A new study has found what could be a groundbreaking new way to spot people who are at a high risk of breast cancer recurrence.
Scientists have just made a big discovery that could change how doctors look for breast cancer in the future. The ECOG-ACRIN Cancer Research Group says they’ve managed to measure what are known as circulating tumor cells (CTCs) in blood samples from patients who had been cancer-free for five years and then determined how likely they were to have the cancer recurr.
It’s a huge new development that could provide a new way to predict how likely someone is to relapse with breast cancer. The findings were presented at the 40th annual San Antonio Breast Cancer Symposium, and scientists say they show that of the women who remained cancer free five years after diagnoses, about 5 percent had a CTC test that was positive.

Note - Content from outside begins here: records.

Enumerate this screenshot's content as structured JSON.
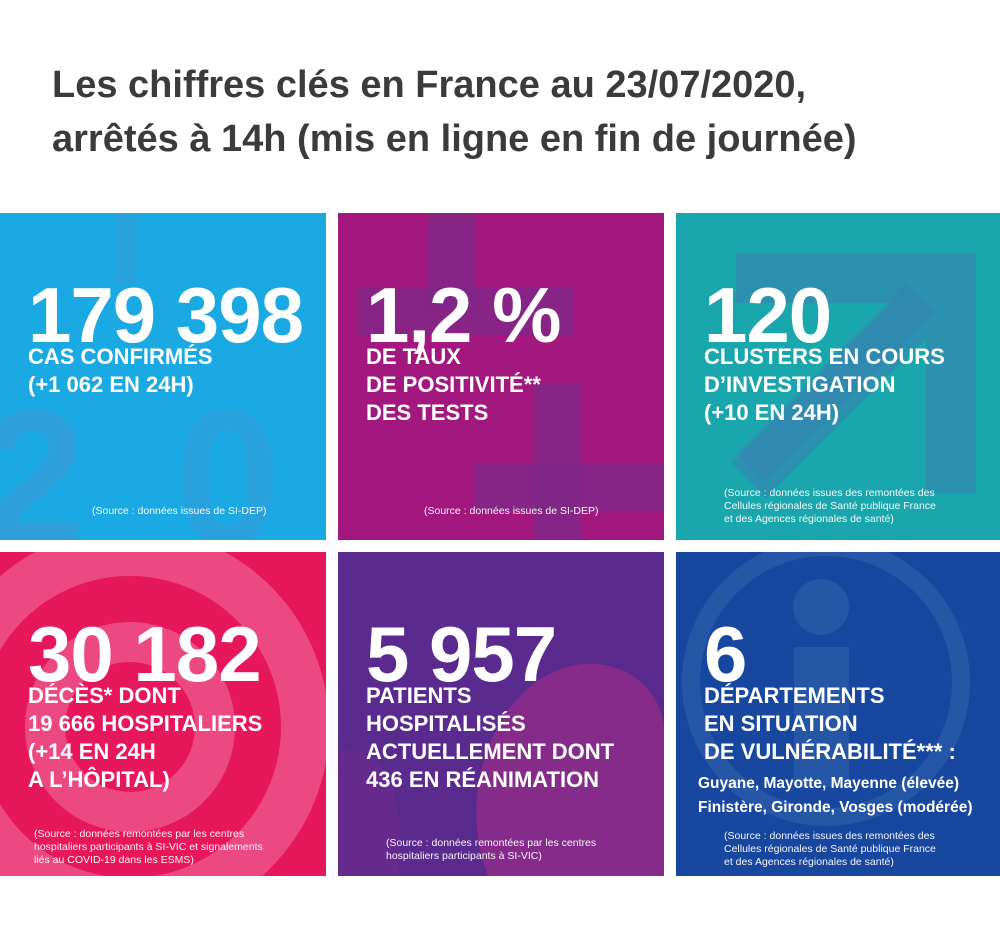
{
  "header": {
    "title_line1": "Les chiffres clés en France au 23/07/2020,",
    "title_line2": "arrêtés à 14h (mis en ligne en fin de journée)"
  },
  "tiles": [
    {
      "color": "#1aa9e2",
      "value": "179 398",
      "label": [
        "CAS CONFIRMÉS",
        "(+1 062 EN 24H)"
      ],
      "source": [
        "(Source : données issues de SI-DEP)"
      ]
    },
    {
      "color": "#a3187f",
      "value": "1,2 %",
      "label": [
        "DE TAUX",
        "DE POSITIVITÉ**",
        "DES TESTS"
      ],
      "source": [
        "(Source : données issues de SI-DEP)"
      ]
    },
    {
      "color": "#19a7ad",
      "value": "120",
      "label": [
        "CLUSTERS EN COURS",
        "D’INVESTIGATION",
        "(+10 EN 24H)"
      ],
      "source": [
        "(Source : données issues des remontées des",
        "Cellules régionales de Santé publique France",
        "et des Agences régionales de santé)"
      ]
    },
    {
      "color": "#e6175a",
      "value": "30 182",
      "label": [
        "DÉCÈS* DONT",
        "19 666 HOSPITALIERS",
        "(+14 EN 24H",
        "A L’HÔPITAL)"
      ],
      "source": [
        "(Source : données remontées par les centres",
        "hospitaliers participants à SI-VIC et signalements",
        "liés au COVID-19 dans les ESMS)"
      ]
    },
    {
      "color": "#5a2a8e",
      "value": "5 957",
      "label": [
        "PATIENTS",
        "HOSPITALISÉS",
        "ACTUELLEMENT DONT",
        "436 EN RÉANIMATION"
      ],
      "source": [
        "(Source : données remontées par les centres",
        "hospitaliers participants à SI-VIC)"
      ]
    },
    {
      "color": "#17479e",
      "value": "6",
      "label": [
        "DÉPARTEMENTS",
        "EN SITUATION",
        "DE VULNÉRABILITÉ*** :"
      ],
      "extra": [
        "Guyane, Mayotte, Mayenne (élevée)",
        "Finistère, Gironde, Vosges (modérée)"
      ],
      "source": [
        "(Source : données issues des remontées des",
        "Cellules régionales de Santé publique France",
        "et des Agences régionales de santé)"
      ]
    }
  ]
}
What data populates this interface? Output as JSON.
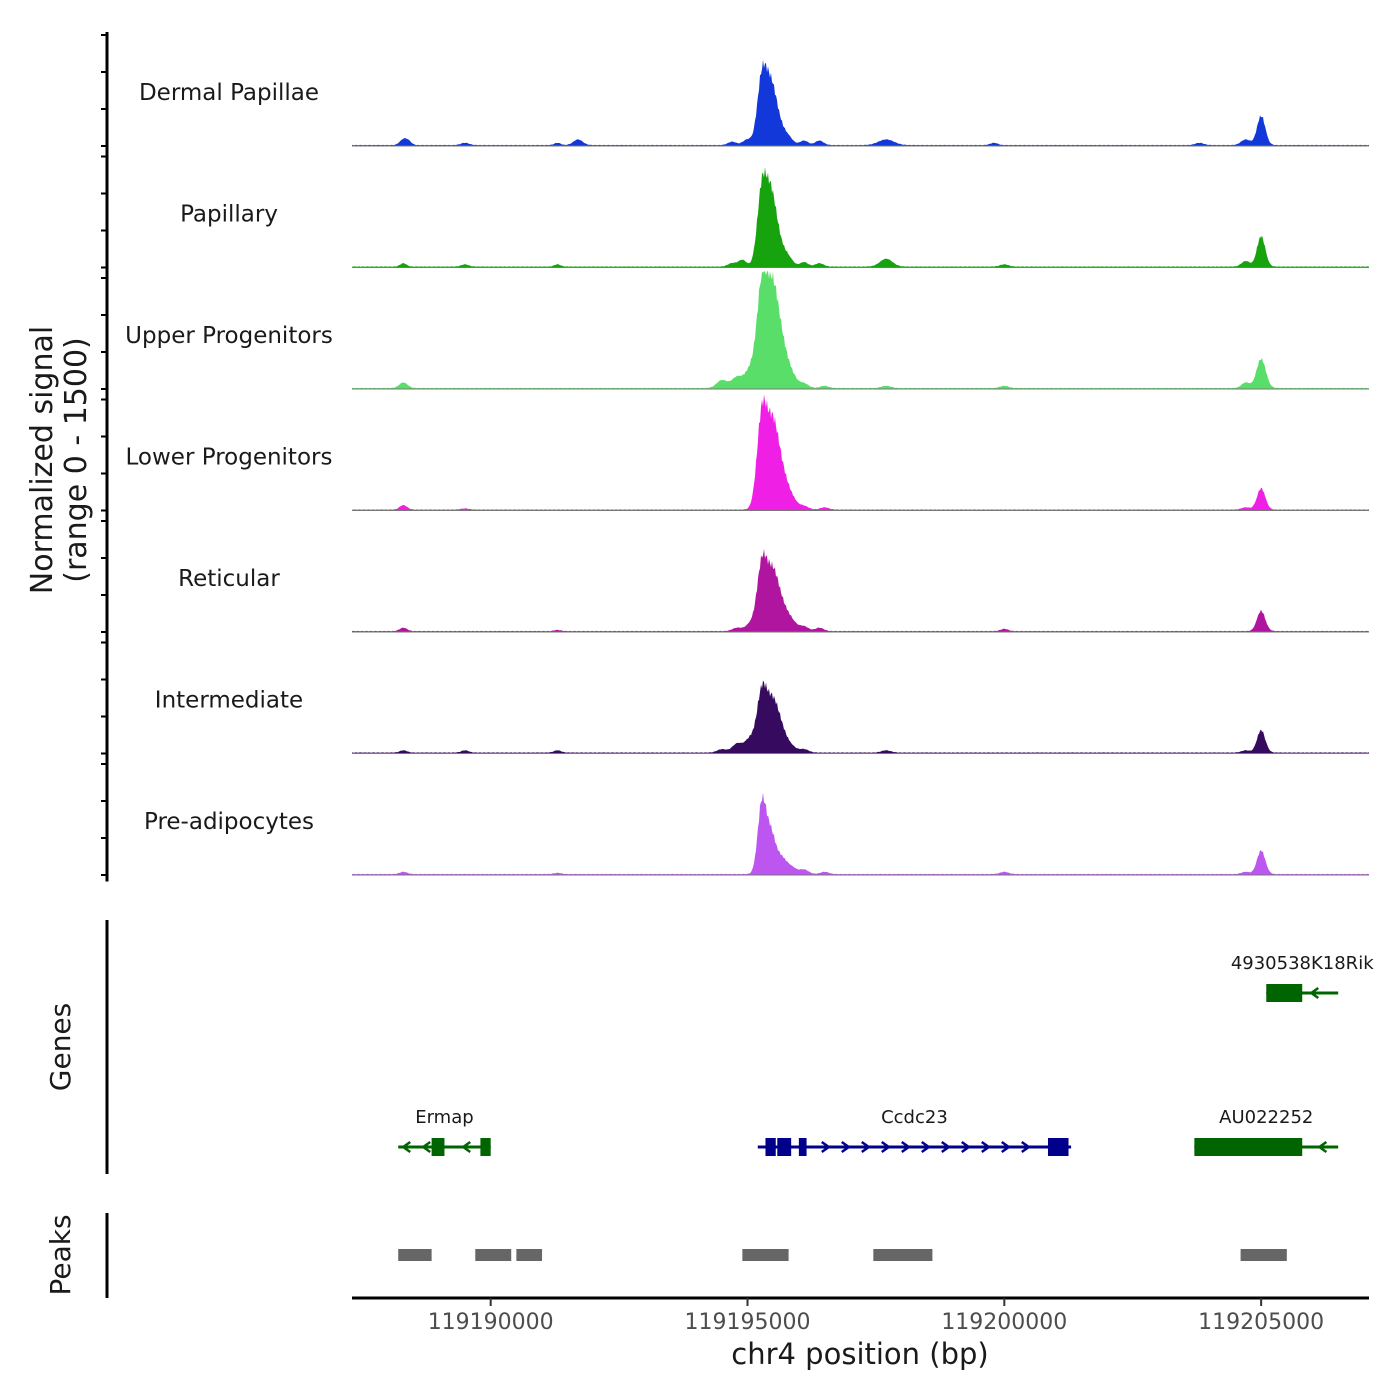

They also found this positive test was tied to a risk of recurrence of around 35 percent, comapred to just 2 percent if the CTC test was negative. It’s a finding that should result in deeper research into CTCs and how they can help predict cancer recurrence.
“Late recurrence five or more years after surgery accounts for at least one-half of recurrences of breast cancer, and there are no tests that identify who is at highest risk. We found that in women who were cancer-free five years after diagnosis, about 5 percent had a positive CTC test,” said lead researcher Joseph A. Sparano, MD, vice chair of the ECOG-ACRIN Cancer Research Group, Philadelphia, and associate director for clinical research at Montefiore Medical Center, Albert Einstein Cancer Center, New York.